The term DNA is usually assumed by most people to only refer to the collection of genes that determine each individual's physical characteristics. Therefore, it often comes as a surprise to discover that there's another type of DNA that performs a distinctly different task and abides by a different set of rules concerning heredity. This version is called mitochondrial DNA. Unlike what is commonly thought of as DNA, technically known as nuclear DNA because it's contained in the nucleus of cells, mitochondrial DNA, usually abbreviated as mtDNA, is only inherited from one's mother and because of its unique features, mtDNA is very useful in studying population genetics.

Regular DNA

Nuclear DNA resides in the nucleus of each cell in the body and is separated into pairs of chromosomes. In the case of humans, there are 23 pairs of chromosomes. A single DNA molecule takes the form of two strands bound together in a double helix. Two of these molecules comprise a chromosome. In humans and other mammals, distinct segments of the DNA strands are called genes. These segments can vary in size. Their composition is determined by which segments were inherited from one or the other of one's parents. Half of an offspring's genes come from the father and the other half from the mother.

The Other DNA

Outside of the cell nucleus, entities called organelles perform various day-to-day functions of the cell. One type of organelle is the mitochondrion. Mitochondria collect nutrients and turn them into usable energy for the cell. A mitochondrion's structure is determined by its own set of DNA, mtDNA. Unlike nuclear DNA, mtDNA is only inherited through an offspring's mother. Appearance-wise, mtDNA takes the form of a loop instead of the roughly linear shape of DNA within a chromosome.

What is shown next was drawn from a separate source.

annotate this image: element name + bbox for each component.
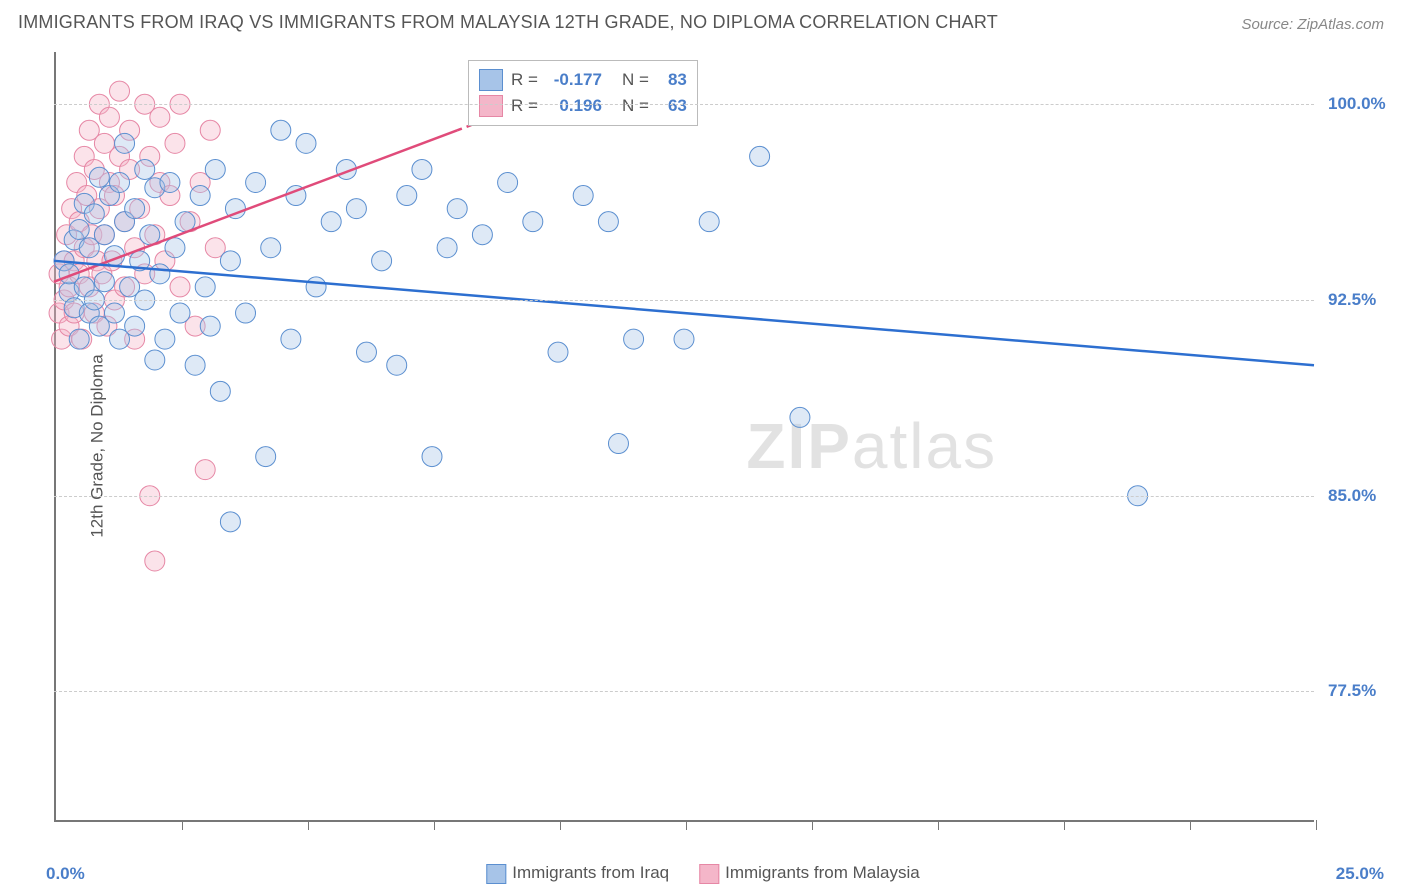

Mitochondrial DNA contains only 37 genes compared to the 20,000 found in nuclear DNA. Because of its activity in processing nutrients, mtDNA experiences routine mutations to its genetic code. It's these frequent mutations that allow mtDNA to be used to study population genetics.

Ancestral Trail

Since mtDNA is passed from mother to daughter in an unbroken chain, it's not very useful to an individual wanting to research their full genetic ancestry. Nearly all of their mother's genetic heritage and all of their father's genetic heritage won't be present in mtDNA. On the other hand, mtDNA is valuable in learning how different population groups migrated in the past and how present-day groups are related to one another. For example, as a group of people move over time, some members will often remain behind in various locations and contribute local branches of the female linage called haplogroups. Over time, mutations collect in the mtDNA of related groups and they become more distinct from each other and form haplogroup offshoots called subclades. Tests such as HVR1 and HVR2 are used to determine subclades. By comparing the similarities and differences of subclades caused by accumulated changes, researchers can tell how closely the groups are related and how long ago they parted company.